ICSU participates in international science initiatives in two ways: by establishing its own Interdisciplinary Bodies or by lending its support to Joint Initiatives that have multiple sponsors/partners.
Initially established by ICSU General Assemblies, Interdisciplinary Bodies focus on specific areas of international research that are of interest to all or many ICSU Members. Their roles vary depending on the area of science and on the related needs of the international science community, but usually combine operational and policy/advisory functions. They are designed to become self-sufficient and independent in terms of day-to-day operations and financing. Most Interdisciplinary Bodies have their own Secretariat.
Joint Initiatives, co-sponsored by ICSU and other international organizations (e.g. from the UN system), are an important means of bringing together a range of partners to address a particular issue or area. One of the key features of these collaborative programmes is the ability to consider the issue from the broadest possible perspective while minimizing overlap and duplication of effort.
These bodies have been set up to address specific themes and to provide a platform to convene scientists with common interests across disciplinary borders, to plan and organize international scientific initiatives and to offer advice in a policy context. They differ from the other groupings in this section in that they that they do not plan and implement very large international research programmes nor do they carry out assessments. However, their work is critical to the larger research community.
- Programme on Ecosystem Change and Society (PECS)
- Integrated Research on Disaster Risk (IRDR)
- Committee on Space Research (COSPAR)
- Scientific Committee on Antarctic Research (SCAR)
- Scientific Committee on Oceanic Research (SCOR)
- Scientific Committee On Solar-TErrestrial Physics (SCOSTEP)

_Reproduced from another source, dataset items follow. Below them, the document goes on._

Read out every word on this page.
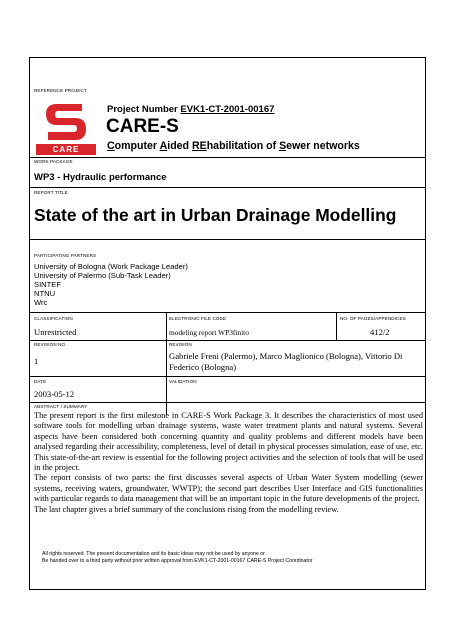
REFERENCE PROJECT
CARE
Project Number EVK1-CT-2001-00167
CARE-S
Computer Aided REhabilitation of Sewer networks
WORK PACKAGE
WP3 - Hydraulic performance
REPORT TITLE
State of the art in Urban Drainage Modelling
PARTICIPATING PARTNERS
University of Bologna (Work Package Leader)
University of Palermo (Sub-Task Leader)
SINTEF
NTNU
Wrc
CLASSIFICATION
Unrestricted
ELECTRONIC FILE CODE
modeling report WP3finito
NO. OF PAGES/APPENDICES
412/2
REVISION NO.
1
REVISION
Gabriele Freni (Palermo), Marco Maglionico (Bologna), Vittorio Di Federico (Bologna)
DATE
2003-05-12
VALIDATION
ABSTRACT / SUMMARY
The present report is the first milestone in CARE-S Work Package 3. It describes the characteristics of most used software tools for modelling urban drainage systems, waste water treatment plants and natural systems. Several aspects have been considered both concerning quantity and quality problems and different models have been analysed regarding their accessibility, completeness, level of detail in physical processes simulation, ease of use, etc. This state-of-the-art review is essential for the following project activities and the selection of tools that will be used in the project.
The report consists of two parts: the first discusses several aspects of Urban Water System modelling (sewer systems, receiving waters, groundwater, WWTP); the second part describes User Interface and GIS functionalities with particular regards to data management that will be an important topic in the future developments of the project.
The last chapter gives a brief summary of the conclusions rising from the modelling review.
All rights reserved. The present documentation and its basic ideas may not be used by anyone or
Be handed over to a third party without prior written approval from EVK1-CT-2001-00167 CARE-S Project Coordinator
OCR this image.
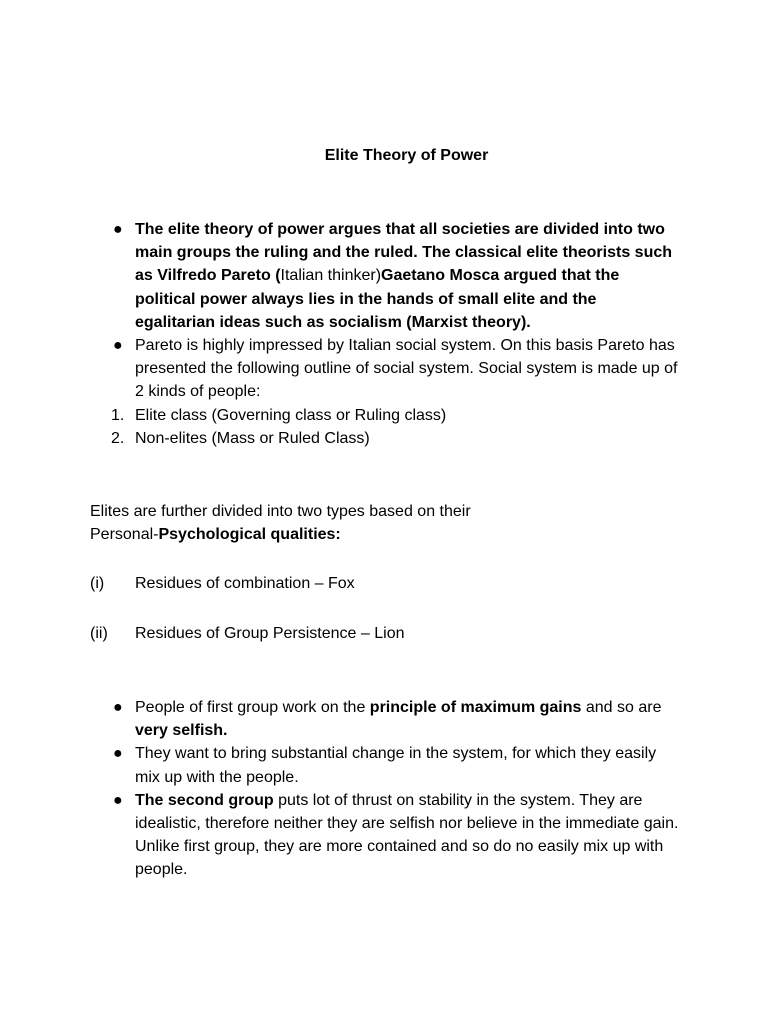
Elite Theory of Power
● The elite theory of power argues that all societies are divided into two main groups the ruling and the ruled. The classical elite theorists such as Vilfredo Pareto (Italian thinker)Gaetano Mosca argued that the political power always lies in the hands of small elite and the egalitarian ideas such as socialism (Marxist theory).
● Pareto is highly impressed by Italian social system. On this basis Pareto has presented the following outline of social system. Social system is made up of 2 kinds of people:
1. Elite class (Governing class or Ruling class)
2. Non-elites (Mass or Ruled Class)
Elites are further divided into two types based on their
Personal-Psychological qualities:
(i) Residues of combination – Fox
(ii) Residues of Group Persistence – Lion
● People of first group work on the principle of maximum gains and so are very selfish.
● They want to bring substantial change in the system, for which they easily mix up with the people.
● The second group puts lot of thrust on stability in the system. They are idealistic, therefore neither they are selfish nor believe in the immediate gain. Unlike first group, they are more contained and so do no easily mix up with people.
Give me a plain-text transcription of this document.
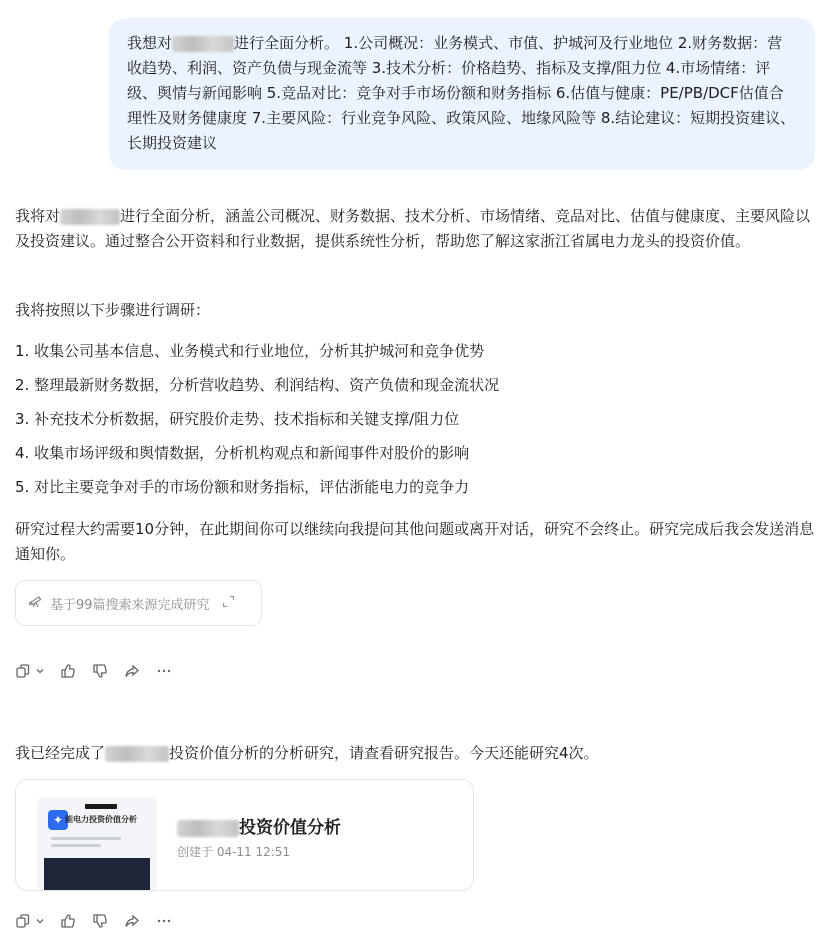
我想对	进行全面分析。 1.公司概况：业务模式、市值、护城河及行业地位 2.财务数据：营收趋势、利润、资产负债与现金流等 3.技术分析：价格趋势、指标及支撑/阻力位 4.市场情绪：评级、舆情与新闻影响 5.竞品对比：竞争对手市场份额和财务指标 6.估值与健康：PE/PB/DCF估值合理性及财务健康度 7.主要风险：行业竞争风险、政策风险、地缘风险等 8.结论建议：短期投资建议、长期投资建议

我将对	进行全面分析，涵盖公司概况、财务数据、技术分析、市场情绪、竞品对比、估值与健康度、主要风险以及投资建议。通过整合公开资料和行业数据，提供系统性分析，帮助您了解这家浙江省属电力龙头的投资价值。

我将按照以下步骤进行调研：

1. 收集公司基本信息、业务模式和行业地位，分析其护城河和竞争优势
2. 整理最新财务数据，分析营收趋势、利润结构、资产负债和现金流状况
3. 补充技术分析数据，研究股价走势、技术指标和关键支撑/阻力位
4. 收集市场评级和舆情数据，分析机构观点和新闻事件对股价的影响
5. 对比主要竞争对手的市场份额和财务指标，评估浙能电力的竞争力

研究过程大约需要10分钟，在此期间你可以继续向我提问其他问题或离开对话，研究不会终止。研究完成后我会发送消息通知你。

基于99篇搜索来源完成研究

我已经完成了	投资价值分析的分析研究，请查看研究报告。今天还能研究4次。

✦ 能电力投资价值分析	投资价值分析
创建于 04-11 12:51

ICSU’s Global Environmental Change Programmes recognize the Earth as a complex system, regulated by physical, chemical and biological processes—and influenced, as never before, by human factors. While each Programme focuses on a particular area (e.g. biogeochemical cycles, climate change, biodiversity, and how humans impact and adapt their environments), their collaborative efforts through the Earth System Science Partnership (ESSP) are addressing global issues such as food, water and carbon. ESSP is expected to provide significant results of high relevance to science for sustainable development.
- DIVERSITAS, An International Programme of Biodiversity Science
- Future Earth: Research for Global Sustainability
- International Geosphere-Biosphere Programme (IGBP)
- International Human Dimensions Programme on Global Environmental Change (IHDP)
- WMO-ICSU-IOC World Climate Research Programme (WCRP)
Monitoring and Observations
Global observing initiatives are critically important to policy-relevant science at national, regional and international scales. Moreover, the need to integrate data from ocean, terrestrial and climate systems is increasingly evident. ICSU’s Monitoring/Observation Programmes facilitate data collection and foster the development of international standards and methodologies that support universal equitable access.
- Global Climate Observing System (GCOS)
- Global Ocean Observing System (GOOS)
- Global Terrestrial Observing System (GTOS)
Data and Information
As virtually all international science depends on the production, use and integration of data and information, ICSU is keenly interested in all aspects of this issue. Today’s environment raises new challenges related to standardizing the collection, analysis and dissemination of data, as well as to intellectual property rights and data access. Some of ICSU’s Data and Information bodies are specific to a particular scientific domain; others are concerned with broad issues that affect the entire scientific community.